A team of scientists has hacked a light-responsive protein into tadpoles, and used it as an on-off switch to suppress tumor growth. It’s a fascinating development that could one day lead to new tools for fighting cancer in humans.
Optogenetics, first developed by neuroscientists at UC Berkeley, is an exciting new field that’s precipitated a barrage of sensational headlines describing how we may one day control our thoughts, memories, and even sensation of pain using lasers. The technique involves hacking a light-sensitive opsin protein into a cell—typically, a neuron. Once embedded in the cell’s membrane, that opsin acts as an ion channel, capable of regulating the flow of charged molecules in and out of the cell. All of our cells contain ion channels, but an opsin channel is special because it can be manipulated by laser-wielding humans.
And by altering the electrical properties of cells, we can change how they communicate with one another, with far-reaching implications.
Now, for the first time, researchers are using optogenetics to target cancer. In a study published in the journal Oncotarget, a team of biologists led by Tufts University’s Michael Levin has hacked a light-sensitive protein into frog embryos. The embryos were also given a genetic predisposition to cancer, leading many to develop tumors shortly after hatching. When the team shined blue laser light on their cancer-ridden tadpoles, the light-sensitive proteins were activated, altering the voltage of the cells. This caused about a third of the tumors to stop developing.
“They’ve reprogrammed the cancer cells, by altering the electrical status of the cell,” Saverio Gentile at Loyola University Chicago told New Scientist. “They are not cancer cells anymore.”
While it’s an undeniably cool proof-of-concept, and while it’s always great to hear about new ways of targeting tumors without drugs or radiation, we shouldn’t expect optogenetics-based cancer treatments anytime soon. For one, cancer in frogs is not the same as cancer in humans, and it’s unclear at this stage how easily the method can be ported over to mammalian cells.

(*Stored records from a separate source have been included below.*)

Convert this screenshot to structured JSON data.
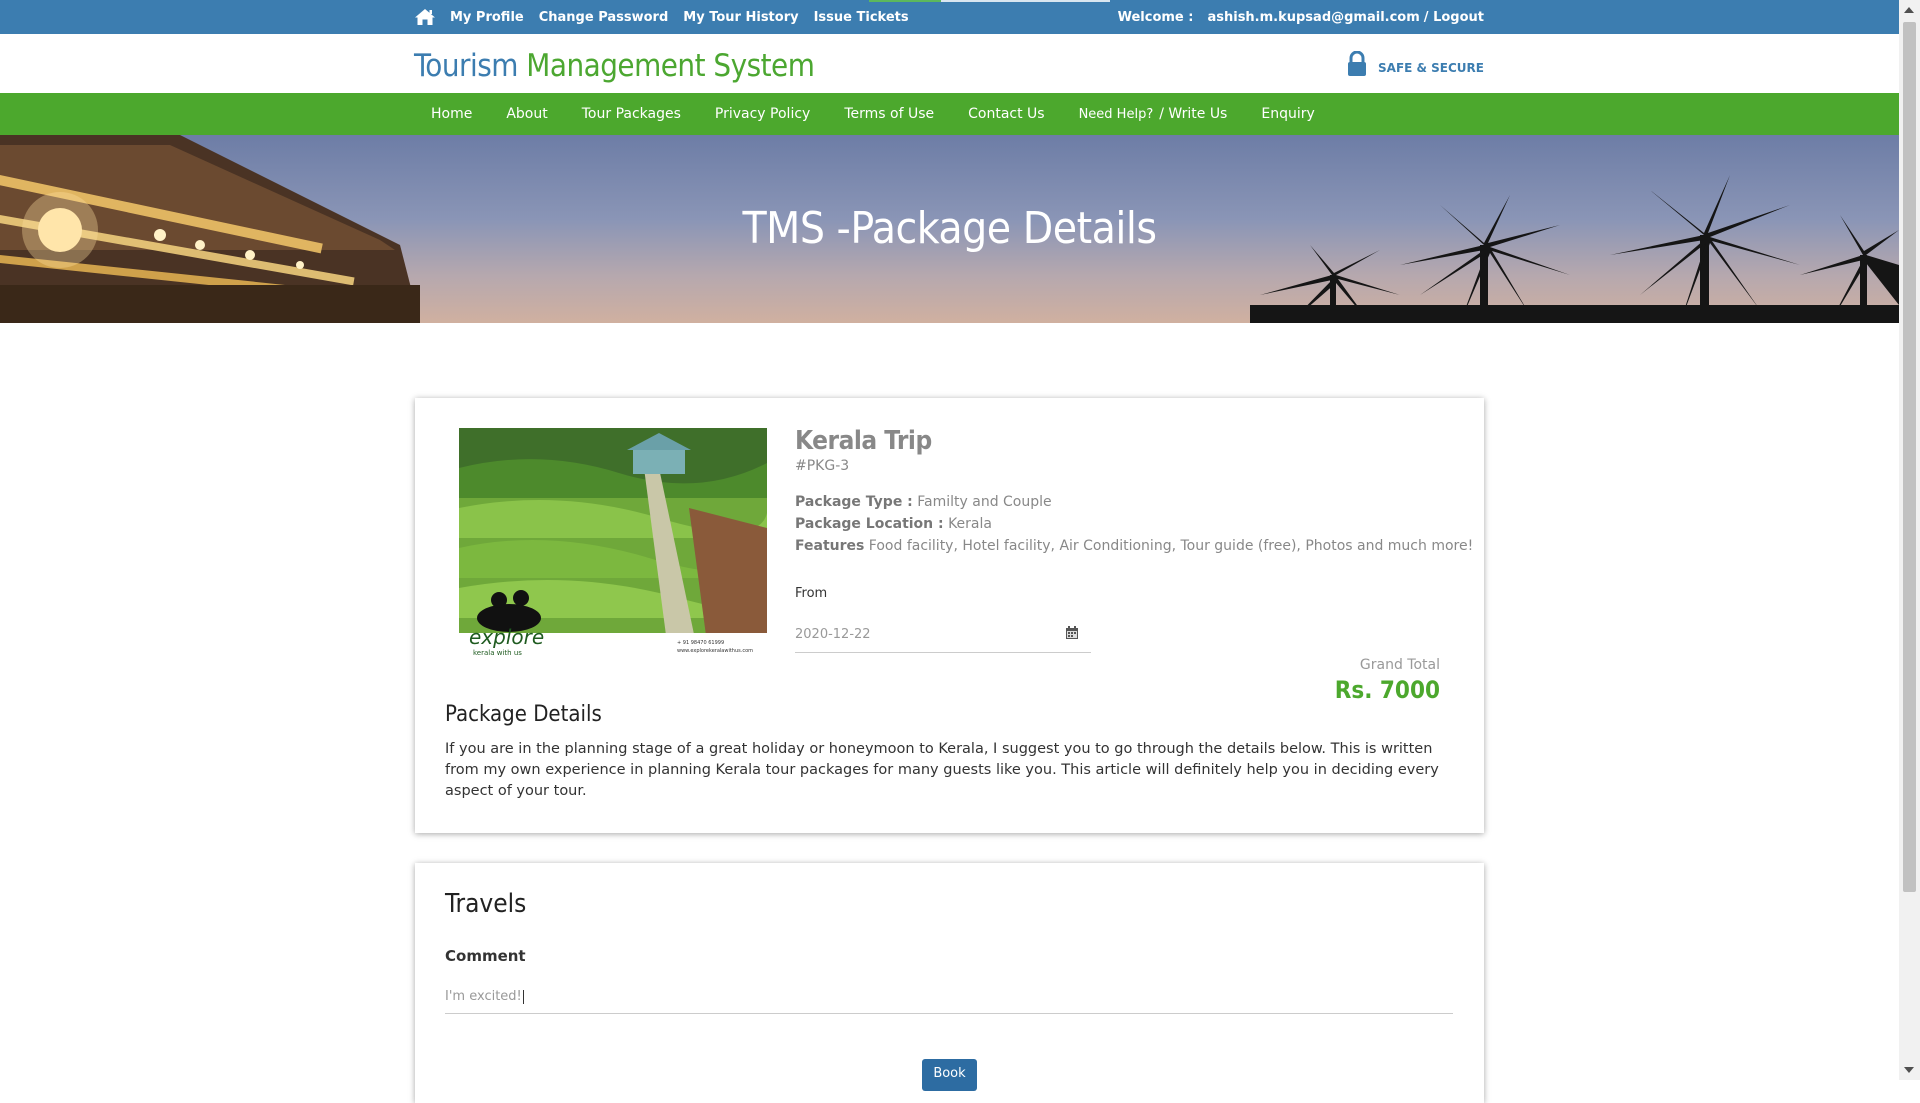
{
  "topbar": {
    "links": [
      "My Profile",
      "Change Password",
      "My Tour History",
      "Issue Tickets"
    ],
    "welcome_label": "Welcome :",
    "user_email": "ashish.m.kupsad@gmail.com",
    "logout_label": "/ Logout",
    "load_progress": 0.3
  },
  "header": {
    "brand_part1": "Tourism",
    "brand_part2": "Management System",
    "secure_label": "SAFE & SECURE"
  },
  "nav": {
    "items": [
      "Home",
      "About",
      "Tour Packages",
      "Privacy Policy",
      "Terms of Use",
      "Contact Us"
    ],
    "need_help": "Need Help?",
    "write_us": "/ Write Us",
    "enquiry": "Enquiry"
  },
  "banner": {
    "title": "TMS -Package Details"
  },
  "package": {
    "name": "Kerala Trip",
    "id": "#PKG-3",
    "type_label": "Package Type :",
    "type_value": "Familty and Couple",
    "location_label": "Package Location :",
    "location_value": "Kerala",
    "features_label": "Features",
    "features_value": "Food facility, Hotel facility, Air Conditioning, Tour guide (free), Photos and much more!",
    "from_label": "From",
    "from_date": "2020-12-22",
    "grand_total_label": "Grand Total",
    "grand_total_value": "Rs. 7000",
    "image_logo_text": "explore",
    "image_logo_sub": "kerala with us",
    "image_phone": "+ 91 98470 61999",
    "image_url": "www.explorekeralawithus.com",
    "details_title": "Package Details",
    "details_text": "If you are in the planning stage of a great holiday or honeymoon to Kerala, I suggest you to go through the details below. This is written from my own experience in planning Kerala tour packages for many guests like you. This article will definitely help you in deciding every aspect of your tour."
  },
  "travels": {
    "title": "Travels",
    "comment_label": "Comment",
    "comment_value": "I'm excited!",
    "book_label": "Book"
  },
  "colors": {
    "topbar": "#3c7db0",
    "nav": "#4ca82d",
    "brand_blue": "#3c7db0",
    "brand_green": "#4ca731",
    "price_green": "#4ca82d",
    "book_button": "#2d6ca2"
  },
  "icons": {
    "home": "home-icon",
    "lock": "lock-icon",
    "calendar": "calendar-icon"
  }
}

More importantly, organisms aren’t primed for optogenetics by default. To treat humans using light, we’d have to hack light-sensitive proteins into humans. Perhaps we could develop some sort of optogenetics-based gene therapy that specifically targets tumors, but at this point, the complexity and potential side-effects of such a treatment are entirely unknown.
Once again, optogenetics has offered us a glimpse of a weird and fascinating future. The real-world plausibility of that future is still a big question mark.